Les jeunes pousses de la scène circassienne ne l’ont pas eu facile depuis trois ans. Premières victimes de la pandémie — et même de la reprise, qui a privilégié les compagnies établies —, les artistes de la relève peinent à se révéler. D’où l’importance de signaler leur présence quand elle pétille.

Retenez le nom de ce duo : Agathe et Adrien. Nous vous parlions d’eux à l’été 2021, lorsqu’ils ont présenté sur la pelouse de la Tohu la pièce Branché avec une autre jeune pousse montréalaise, Barcode.

Agathe Bisserier et Adrien Malette-Chénier — de leurs noms complets — forment un duo de main à main depuis leur formation à l’École de cirque de Québec, qu’ils ont terminée en 2018. N. Ormes est leur premier spectacle, coproduit par leur compagnie Acting for Climate Montréal, qui milite pour des spectacles/tournées écoresponsables.

Samedi dernier, au Théâtre Desjardins du cégep André-Laurendeau, ils ont présenté pour la première fois une version finale de ce spectacle intime sans paroles, qui aborde les thèmes du genre et de l’égalité.

Il fait une tête de plus qu’elle, mais ne la sous-estimez pas. Agathe pourrait facilement vous porter à bout de bras ou sur ses épaules. C’est ce qu’elle s’amuse à faire avec son partenaire de scène, Adrien.

Elle a l’attitude et la fronde d’un porteur ; tandis que lui, bien que grand de taille, a une personnalité plus douce… Bref, on le devine plus à l’aise en jonglerie.

Comme dans tout duo qui se respecte, nos deux suspects s’attirent l’un vers l’autre, se tiraillent, se repoussent, se reprennent, puis s’abandonnent…

Eh oui, séparés et seuls sur scène, ils ne sont jamais aussi étincelants qu’à deux. La scène où Agathe s’épuise (seule) à faire des figures d’équilibre sur la tête est assez éloquente à cet égard. Plus tard, dans son propre moment de solitude, Adrien passera le temps à « flexer » ses muscles devant le public…

PHOTO KARENE-ISABELLE JEAN-BAPTISTE, COLLABORATION SPÉCIALE

L’artiste de cirque Agathe Bisserier fait de nombreuses portées dans N. Ormes.

Ce ne sont heureusement que de brèves parenthèses avant qu’Agathe et Adrien se retrouvent et poussent d’un cran l’expérience de leur duo dans ce spectacle qu’ils ont mis trois ans à créer. En une heure à peine, on s’attache à l’un et à l’autre.

Approche et images

Le thème du genre et de l’égalité des genres — notamment du mélange des rôles traditionnels, une femme qui fait des portées, un homme qui fait des figures aériennes — est loin d’être nouveau. La compagnie australienne Circa, qui est venue au Québec près d’une dizaine de fois, en a fait l’une de ses marques de commerce.

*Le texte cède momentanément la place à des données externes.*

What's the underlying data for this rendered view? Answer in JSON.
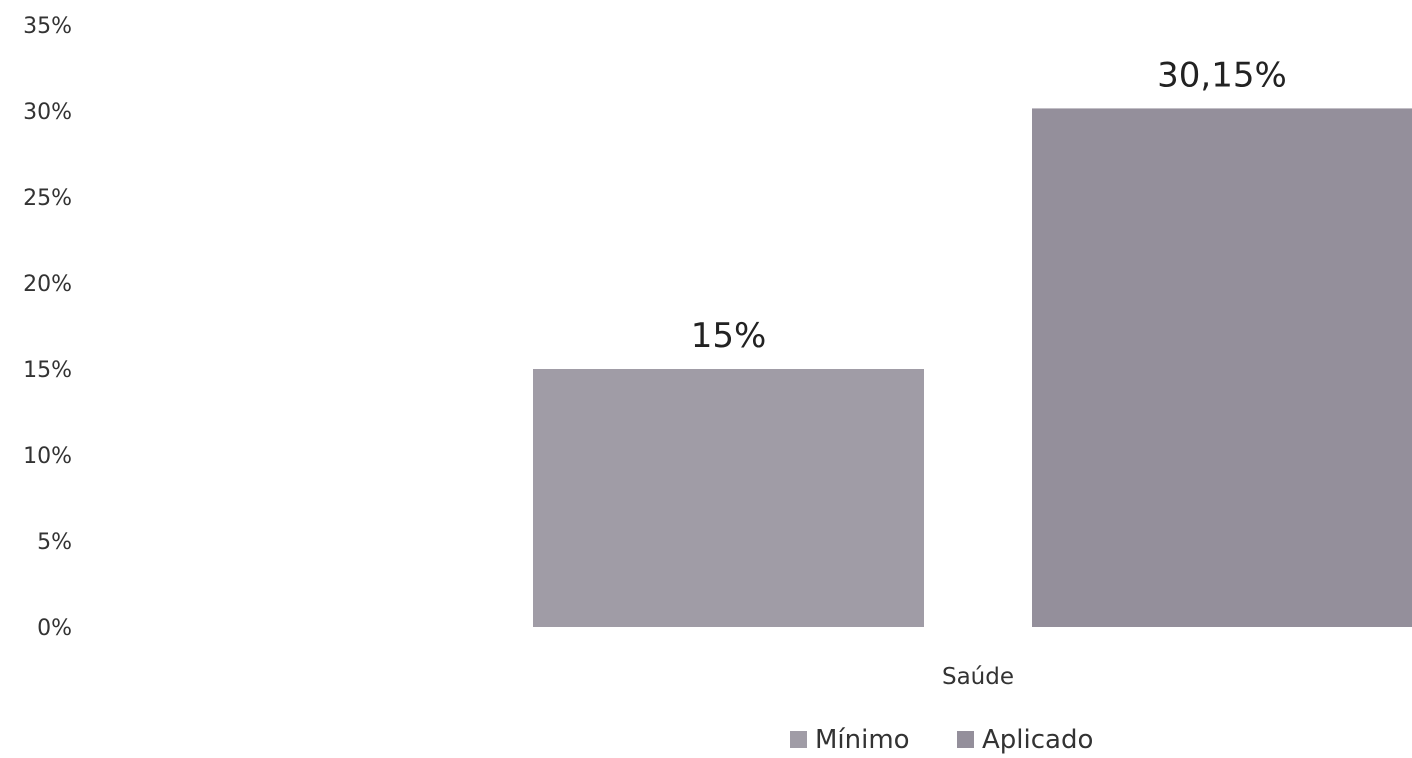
{
  "chart_data": {
    "type": "bar",
    "categories": [
      "Saúde"
    ],
    "series": [
      {
        "name": "Mínimo",
        "values": [
          15
        ],
        "label": "15%",
        "color": "#a09ca6"
      },
      {
        "name": "Aplicado",
        "values": [
          30.15
        ],
        "label": "30,15%",
        "color": "#948f9b"
      }
    ],
    "ylim": [
      0,
      35
    ],
    "yticks": [
      {
        "value": 35,
        "label": "35%"
      },
      {
        "value": 30,
        "label": "30%"
      },
      {
        "value": 25,
        "label": "25%"
      },
      {
        "value": 20,
        "label": "20%"
      },
      {
        "value": 15,
        "label": "15%"
      },
      {
        "value": 10,
        "label": "10%"
      },
      {
        "value": 5,
        "label": "5%"
      },
      {
        "value": 0,
        "label": "0%"
      }
    ],
    "grid": false,
    "legend_position": "bottom"
  }
}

Plus proche de nous, les 7 Doigts ont aussi exploré ce filon, tout comme le collectif de Québec Flip Fabrique, dans sa pièce Muse, présentée récemment. Claudel Doucet et Cooper Lee Smith nous ont aussi offert une version intime de ce mélange des rôles dans Se prendre (Claudel a d’ailleurs conseillé Agathe et Adrien dans N. Ormes).

Bref, l’approche du duo est simple, mais inventive, amenée avec humour. Deux corps d’artistes qui se font le miroir de l’autre. Il y a une dramaturgie forte et beaucoup de belles images dans les figures exécutées par Agathe et Adrien, qui maîtrisent le difficile art des jeux icariens — où un porteur, couché sur le dos, fait voltiger son partenaire dans les airs avec ses pieds.

Avec leurs maillots noirs agencés, ils se tancent du regard en se lançant des défis. Tout ce que le grand Adrien fait, Agathe le reproduit. Jusqu’à la scène finale où leurs corps entremêlés — et dénudés — dans un savant éclairage rougeâtre qui perce la pénombre ne nous permettent plus de distinguer qui est qui. Les frontières ainsi brouillées, ils multiplient les figures jusqu’à former un tout. Très émouvant.

À ceux qui pensaient que les arts du cirque avaient atteint un plafond, voici de quoi nourrir le spectateur le plus exigeant. Agathe et Adrien seront d’ailleurs présents à Montréal Complètement cirque l’été prochain (les détails restent à confirmer), et passeront le mois d’août au fameux festival Fringe d’Édimbourg avant de faire une petite tournée aux États-Unis. Un duo qu’on aura à l’œil.